Регистратор

Анна Узденская
* навеяно романом Алины Чинючиной aka Нион "По праву крови", который можно почитать здесь: http://www.proza.ru/2008/12/26/176 , здесь: http://www.proza.ru/2008/12/26/180 и здесь: http://www.proza.ru/2008/12/29/447

Люсьен Аженнэ, регистратор министерства внутренних дел, с брезгливой гримасой придвинул к себе очередную стопку бумаг и вздохнул. Как все надоело!
Служба у него была скучной, нехлопотной и непыльной. Знай себе разбирай входящие да исходящие, одни записываешь в один журнал, другие – в другой, потом раскладываешь – что по отделам, что министру, что секретарю, что в курьерскую службу, что во дворец, а что просто в папку подшить. И вставать из-за стола необязательно – посыльные или секретари бумаги принесут, они же и унесут. Выхлопотали родители местечко, ничего не скажешь…
Уволиться бы, да тогда средств не хватит жить в столице, а возвращаться домой в провинцию… там скука еще почище министерской.
Секретарю, секретарю, в отдел городского порядка, секретарю… А это что? На листе серой дешевой бумаги крупными каракулями выведено: «Жалоба». Жаловалась некая вдова Клуазе на шумных соседей, припоминая им еще десяток подобных «прегрешений» – и все это с чудовищным количеством помарок и ошибок. Таких жалоб министерство получало по двадцать в день, и все яйца выеденного не стоили. Для них была отдельная папка, которую раз в неделю все же просматривал секретарь.
И только Люсьену Аженнэ был понятен скрытый смысл именно этой кляузы.
Он побарабанил задумчиво пальцами по столу – и аккуратно подшил жалобу в папку, еще и разгладив напоследок. Ему как раз нужны были деньги.

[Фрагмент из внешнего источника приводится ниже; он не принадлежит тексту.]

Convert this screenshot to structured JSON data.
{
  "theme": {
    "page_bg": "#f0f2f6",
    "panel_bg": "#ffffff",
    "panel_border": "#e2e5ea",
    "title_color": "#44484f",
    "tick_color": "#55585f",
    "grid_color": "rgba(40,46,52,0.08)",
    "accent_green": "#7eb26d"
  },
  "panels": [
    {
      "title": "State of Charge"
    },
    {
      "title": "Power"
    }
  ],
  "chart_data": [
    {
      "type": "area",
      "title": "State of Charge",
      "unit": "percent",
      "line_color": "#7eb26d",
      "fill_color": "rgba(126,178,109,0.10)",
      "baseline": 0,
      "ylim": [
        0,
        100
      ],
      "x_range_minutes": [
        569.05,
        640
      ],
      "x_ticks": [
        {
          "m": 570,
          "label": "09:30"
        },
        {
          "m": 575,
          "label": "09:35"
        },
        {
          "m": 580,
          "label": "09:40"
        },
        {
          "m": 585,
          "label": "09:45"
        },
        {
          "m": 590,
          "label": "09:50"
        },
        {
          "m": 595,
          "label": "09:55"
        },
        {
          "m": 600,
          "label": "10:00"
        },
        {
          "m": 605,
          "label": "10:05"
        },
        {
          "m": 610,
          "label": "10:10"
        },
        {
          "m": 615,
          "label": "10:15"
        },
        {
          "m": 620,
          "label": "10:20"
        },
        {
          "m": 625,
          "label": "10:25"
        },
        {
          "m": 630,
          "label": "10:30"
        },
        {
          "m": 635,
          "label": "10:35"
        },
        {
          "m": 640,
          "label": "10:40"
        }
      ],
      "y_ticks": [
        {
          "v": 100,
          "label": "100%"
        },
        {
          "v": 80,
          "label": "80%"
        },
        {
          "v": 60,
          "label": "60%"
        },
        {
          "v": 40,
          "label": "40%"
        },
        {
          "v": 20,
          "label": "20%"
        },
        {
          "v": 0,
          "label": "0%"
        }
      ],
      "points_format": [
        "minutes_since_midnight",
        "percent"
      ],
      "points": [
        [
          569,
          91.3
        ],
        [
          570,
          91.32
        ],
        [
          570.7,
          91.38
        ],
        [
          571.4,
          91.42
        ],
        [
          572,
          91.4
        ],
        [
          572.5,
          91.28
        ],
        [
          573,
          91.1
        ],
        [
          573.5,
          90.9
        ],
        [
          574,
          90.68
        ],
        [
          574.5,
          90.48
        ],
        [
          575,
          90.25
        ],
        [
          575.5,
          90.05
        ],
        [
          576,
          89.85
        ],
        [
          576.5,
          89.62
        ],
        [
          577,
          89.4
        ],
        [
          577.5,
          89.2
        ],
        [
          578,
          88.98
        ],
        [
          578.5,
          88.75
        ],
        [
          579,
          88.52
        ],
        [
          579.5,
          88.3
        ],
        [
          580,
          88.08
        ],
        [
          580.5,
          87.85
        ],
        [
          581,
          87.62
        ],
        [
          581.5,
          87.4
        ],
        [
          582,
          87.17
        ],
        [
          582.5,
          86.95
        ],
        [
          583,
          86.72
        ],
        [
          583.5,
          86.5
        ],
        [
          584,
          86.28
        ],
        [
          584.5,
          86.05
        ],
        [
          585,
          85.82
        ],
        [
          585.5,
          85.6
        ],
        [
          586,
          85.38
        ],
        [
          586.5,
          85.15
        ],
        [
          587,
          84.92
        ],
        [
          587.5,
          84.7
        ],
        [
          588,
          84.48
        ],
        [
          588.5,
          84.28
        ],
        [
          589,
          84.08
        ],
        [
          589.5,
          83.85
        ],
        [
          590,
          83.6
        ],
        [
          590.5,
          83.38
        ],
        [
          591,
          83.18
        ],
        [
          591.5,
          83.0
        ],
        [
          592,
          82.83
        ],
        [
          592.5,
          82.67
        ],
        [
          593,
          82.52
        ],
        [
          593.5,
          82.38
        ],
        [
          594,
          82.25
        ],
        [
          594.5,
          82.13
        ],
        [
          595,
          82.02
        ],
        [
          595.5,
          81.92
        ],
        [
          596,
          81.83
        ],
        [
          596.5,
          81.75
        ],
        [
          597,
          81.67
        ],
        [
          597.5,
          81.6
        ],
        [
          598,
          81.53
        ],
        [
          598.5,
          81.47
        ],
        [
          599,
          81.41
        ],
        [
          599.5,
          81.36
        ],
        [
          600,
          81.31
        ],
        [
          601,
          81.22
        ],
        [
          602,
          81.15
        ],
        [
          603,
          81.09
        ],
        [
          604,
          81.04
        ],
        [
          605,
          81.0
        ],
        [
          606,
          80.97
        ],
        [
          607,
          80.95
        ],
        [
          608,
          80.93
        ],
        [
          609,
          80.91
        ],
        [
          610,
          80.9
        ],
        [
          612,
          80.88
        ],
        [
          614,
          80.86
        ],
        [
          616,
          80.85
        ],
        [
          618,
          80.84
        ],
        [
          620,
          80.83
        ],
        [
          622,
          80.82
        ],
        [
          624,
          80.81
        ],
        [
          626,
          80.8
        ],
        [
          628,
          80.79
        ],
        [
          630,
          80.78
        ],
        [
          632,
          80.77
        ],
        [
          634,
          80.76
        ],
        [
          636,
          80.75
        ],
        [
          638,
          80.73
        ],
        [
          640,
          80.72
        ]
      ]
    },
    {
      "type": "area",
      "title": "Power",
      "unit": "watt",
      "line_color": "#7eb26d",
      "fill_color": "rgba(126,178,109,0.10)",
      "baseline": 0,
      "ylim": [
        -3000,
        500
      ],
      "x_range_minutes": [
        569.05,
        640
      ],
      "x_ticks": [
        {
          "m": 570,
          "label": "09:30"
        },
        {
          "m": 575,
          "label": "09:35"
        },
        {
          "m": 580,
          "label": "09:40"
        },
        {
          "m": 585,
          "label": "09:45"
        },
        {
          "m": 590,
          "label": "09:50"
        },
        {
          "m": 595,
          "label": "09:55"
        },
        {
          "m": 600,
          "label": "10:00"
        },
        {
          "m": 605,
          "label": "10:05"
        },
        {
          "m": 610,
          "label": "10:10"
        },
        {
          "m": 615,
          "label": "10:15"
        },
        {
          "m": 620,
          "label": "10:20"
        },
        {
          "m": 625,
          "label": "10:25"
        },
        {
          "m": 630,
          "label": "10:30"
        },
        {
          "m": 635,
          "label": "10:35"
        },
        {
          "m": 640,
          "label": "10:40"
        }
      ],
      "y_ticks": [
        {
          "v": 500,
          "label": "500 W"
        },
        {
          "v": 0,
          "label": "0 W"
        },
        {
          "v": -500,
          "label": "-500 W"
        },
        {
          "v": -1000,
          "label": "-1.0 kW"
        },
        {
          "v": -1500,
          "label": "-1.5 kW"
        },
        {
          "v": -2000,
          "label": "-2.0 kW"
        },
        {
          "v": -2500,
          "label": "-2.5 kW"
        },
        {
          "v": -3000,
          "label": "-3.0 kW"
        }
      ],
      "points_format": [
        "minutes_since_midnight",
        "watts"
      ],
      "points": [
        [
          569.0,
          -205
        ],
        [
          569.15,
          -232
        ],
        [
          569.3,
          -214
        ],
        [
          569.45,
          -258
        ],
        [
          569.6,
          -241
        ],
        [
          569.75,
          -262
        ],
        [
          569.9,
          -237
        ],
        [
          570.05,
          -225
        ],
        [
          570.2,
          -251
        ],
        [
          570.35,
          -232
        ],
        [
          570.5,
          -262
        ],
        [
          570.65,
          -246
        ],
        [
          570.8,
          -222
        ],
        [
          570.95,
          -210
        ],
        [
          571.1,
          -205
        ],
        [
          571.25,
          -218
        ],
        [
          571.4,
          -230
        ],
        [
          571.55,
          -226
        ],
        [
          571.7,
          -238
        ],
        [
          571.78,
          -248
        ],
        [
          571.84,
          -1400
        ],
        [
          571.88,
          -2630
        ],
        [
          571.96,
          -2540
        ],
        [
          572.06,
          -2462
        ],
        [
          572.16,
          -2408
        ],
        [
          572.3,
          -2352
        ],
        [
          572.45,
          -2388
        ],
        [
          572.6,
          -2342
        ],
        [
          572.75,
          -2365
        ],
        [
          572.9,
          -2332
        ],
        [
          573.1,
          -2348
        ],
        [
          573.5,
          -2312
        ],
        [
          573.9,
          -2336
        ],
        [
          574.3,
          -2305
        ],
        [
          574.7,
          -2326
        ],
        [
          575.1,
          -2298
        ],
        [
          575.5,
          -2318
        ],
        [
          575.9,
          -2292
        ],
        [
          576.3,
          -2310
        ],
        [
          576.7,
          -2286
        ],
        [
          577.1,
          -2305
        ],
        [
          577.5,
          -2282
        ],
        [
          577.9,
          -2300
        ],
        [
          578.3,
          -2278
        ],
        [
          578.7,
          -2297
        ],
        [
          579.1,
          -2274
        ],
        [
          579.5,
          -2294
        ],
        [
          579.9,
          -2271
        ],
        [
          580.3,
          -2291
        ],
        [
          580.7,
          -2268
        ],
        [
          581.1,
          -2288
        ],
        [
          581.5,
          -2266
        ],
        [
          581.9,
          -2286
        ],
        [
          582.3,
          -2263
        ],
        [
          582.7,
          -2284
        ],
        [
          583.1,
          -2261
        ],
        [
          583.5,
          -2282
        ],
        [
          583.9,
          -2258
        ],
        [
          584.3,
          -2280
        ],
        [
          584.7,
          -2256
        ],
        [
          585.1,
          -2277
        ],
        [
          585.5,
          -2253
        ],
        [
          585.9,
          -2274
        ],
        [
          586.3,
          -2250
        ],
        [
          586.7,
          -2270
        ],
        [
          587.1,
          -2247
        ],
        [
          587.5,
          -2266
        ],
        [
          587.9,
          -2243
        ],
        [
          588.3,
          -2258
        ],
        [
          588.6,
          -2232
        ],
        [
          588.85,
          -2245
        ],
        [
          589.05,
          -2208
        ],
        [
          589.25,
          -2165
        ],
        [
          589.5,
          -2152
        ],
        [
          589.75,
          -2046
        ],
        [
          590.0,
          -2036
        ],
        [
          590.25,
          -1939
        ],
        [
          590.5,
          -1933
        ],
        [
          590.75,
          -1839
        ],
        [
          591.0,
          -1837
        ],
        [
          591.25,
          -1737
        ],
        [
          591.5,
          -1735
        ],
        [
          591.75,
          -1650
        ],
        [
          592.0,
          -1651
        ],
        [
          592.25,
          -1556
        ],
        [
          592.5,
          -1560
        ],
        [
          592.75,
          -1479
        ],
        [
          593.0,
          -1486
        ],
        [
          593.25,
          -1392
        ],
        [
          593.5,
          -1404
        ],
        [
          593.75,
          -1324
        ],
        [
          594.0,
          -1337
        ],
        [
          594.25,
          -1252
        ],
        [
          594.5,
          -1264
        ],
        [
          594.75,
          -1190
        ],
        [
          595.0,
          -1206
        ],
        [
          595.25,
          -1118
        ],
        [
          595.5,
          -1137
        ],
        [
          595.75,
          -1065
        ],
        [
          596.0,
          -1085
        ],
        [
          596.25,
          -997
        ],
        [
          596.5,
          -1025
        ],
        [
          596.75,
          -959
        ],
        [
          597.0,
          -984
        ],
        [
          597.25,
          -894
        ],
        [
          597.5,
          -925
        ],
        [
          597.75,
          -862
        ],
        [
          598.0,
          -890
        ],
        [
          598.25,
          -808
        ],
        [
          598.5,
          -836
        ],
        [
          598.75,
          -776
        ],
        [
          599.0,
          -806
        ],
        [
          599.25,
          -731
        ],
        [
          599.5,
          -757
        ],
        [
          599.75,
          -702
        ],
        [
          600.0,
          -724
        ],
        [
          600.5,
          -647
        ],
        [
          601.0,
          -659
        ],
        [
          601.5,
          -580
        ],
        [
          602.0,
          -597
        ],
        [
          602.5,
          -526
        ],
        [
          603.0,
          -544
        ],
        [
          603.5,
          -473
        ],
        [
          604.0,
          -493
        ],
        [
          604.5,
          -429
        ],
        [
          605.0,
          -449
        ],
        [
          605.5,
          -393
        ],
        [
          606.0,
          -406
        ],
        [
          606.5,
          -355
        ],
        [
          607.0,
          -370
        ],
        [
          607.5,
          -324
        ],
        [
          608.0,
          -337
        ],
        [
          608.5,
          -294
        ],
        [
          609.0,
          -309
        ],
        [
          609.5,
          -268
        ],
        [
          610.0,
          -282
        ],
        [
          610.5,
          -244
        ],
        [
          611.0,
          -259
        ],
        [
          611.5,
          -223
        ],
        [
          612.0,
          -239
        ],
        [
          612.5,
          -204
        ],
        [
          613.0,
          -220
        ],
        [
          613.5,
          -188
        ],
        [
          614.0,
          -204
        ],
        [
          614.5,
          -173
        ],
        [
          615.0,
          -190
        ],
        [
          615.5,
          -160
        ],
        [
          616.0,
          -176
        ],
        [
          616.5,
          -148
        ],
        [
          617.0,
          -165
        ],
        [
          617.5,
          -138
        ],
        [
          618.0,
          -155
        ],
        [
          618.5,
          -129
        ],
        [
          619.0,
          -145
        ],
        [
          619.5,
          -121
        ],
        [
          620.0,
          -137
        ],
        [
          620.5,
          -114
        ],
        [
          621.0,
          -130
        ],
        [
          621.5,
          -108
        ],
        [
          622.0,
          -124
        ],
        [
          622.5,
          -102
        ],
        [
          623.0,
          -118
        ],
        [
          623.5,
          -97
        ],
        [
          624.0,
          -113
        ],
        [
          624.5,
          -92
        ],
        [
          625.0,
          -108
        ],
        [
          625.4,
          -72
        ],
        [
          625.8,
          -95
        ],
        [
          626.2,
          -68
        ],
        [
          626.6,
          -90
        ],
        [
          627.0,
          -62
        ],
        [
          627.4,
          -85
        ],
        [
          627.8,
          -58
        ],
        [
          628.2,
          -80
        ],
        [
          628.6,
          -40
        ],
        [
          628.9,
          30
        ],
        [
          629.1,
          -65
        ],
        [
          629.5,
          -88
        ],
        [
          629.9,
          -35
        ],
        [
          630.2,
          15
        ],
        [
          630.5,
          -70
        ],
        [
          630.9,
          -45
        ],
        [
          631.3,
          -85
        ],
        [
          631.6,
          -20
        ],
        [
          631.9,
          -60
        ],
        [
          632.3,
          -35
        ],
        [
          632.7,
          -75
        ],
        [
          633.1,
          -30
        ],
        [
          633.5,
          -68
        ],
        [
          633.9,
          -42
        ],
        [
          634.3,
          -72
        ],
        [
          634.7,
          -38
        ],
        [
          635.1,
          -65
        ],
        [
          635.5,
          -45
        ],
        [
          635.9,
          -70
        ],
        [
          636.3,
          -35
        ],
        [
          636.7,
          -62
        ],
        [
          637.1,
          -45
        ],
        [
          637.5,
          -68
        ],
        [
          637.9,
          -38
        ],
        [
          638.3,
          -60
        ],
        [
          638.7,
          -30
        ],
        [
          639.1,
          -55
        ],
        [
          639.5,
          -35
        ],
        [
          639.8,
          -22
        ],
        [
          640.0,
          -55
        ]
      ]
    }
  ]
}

Домой Люсьен в тот день попал очень поздно. Он снимал квартиру недалеко от министерства, но вместо того, чтобы идти прямо домой, пришлось пройти три квартала до заведения мадам Оньер. Пока то, пока се, пока обратно… а дорога назад была тем еще удовольствием – по темным улицам, под мелким и противным дождем.
Мерзкая в этом году выдалась осень – сырая, холодная, с обложенным тучами низким небом и коротким днем. Еще и уличная шваль распоясалась, уж Люсьен-то по долгу службы прекрасно знал, сколько нынче развелось грабителей, попрошаек, воришек. Подскочит мальчишка, сорвет с цепочки часы – и поминай как звали. Или в темном углу подойдет кто с ножом… хорошо если кошельком да перстнем отделаешься…
А если не грабитель – так патруль. Их тоже стало больше (еще бы толк от них был). Объясняйся потом.
Тем более сейчас, с письмом в кармане.
Письмо ему передала Пьеретта – бойкая черноволосая смуглянка из девочек мадам Оньер. И для нее, и для ее товарок такой приработок новинкой не был, и всякий раз радовал своей нехлопотностью. Всего-то дел – припрятать конверт, а потом отдать кому надо. А монетку дадут оба – и отправитель, и получатель. И с мадам делиться не надо.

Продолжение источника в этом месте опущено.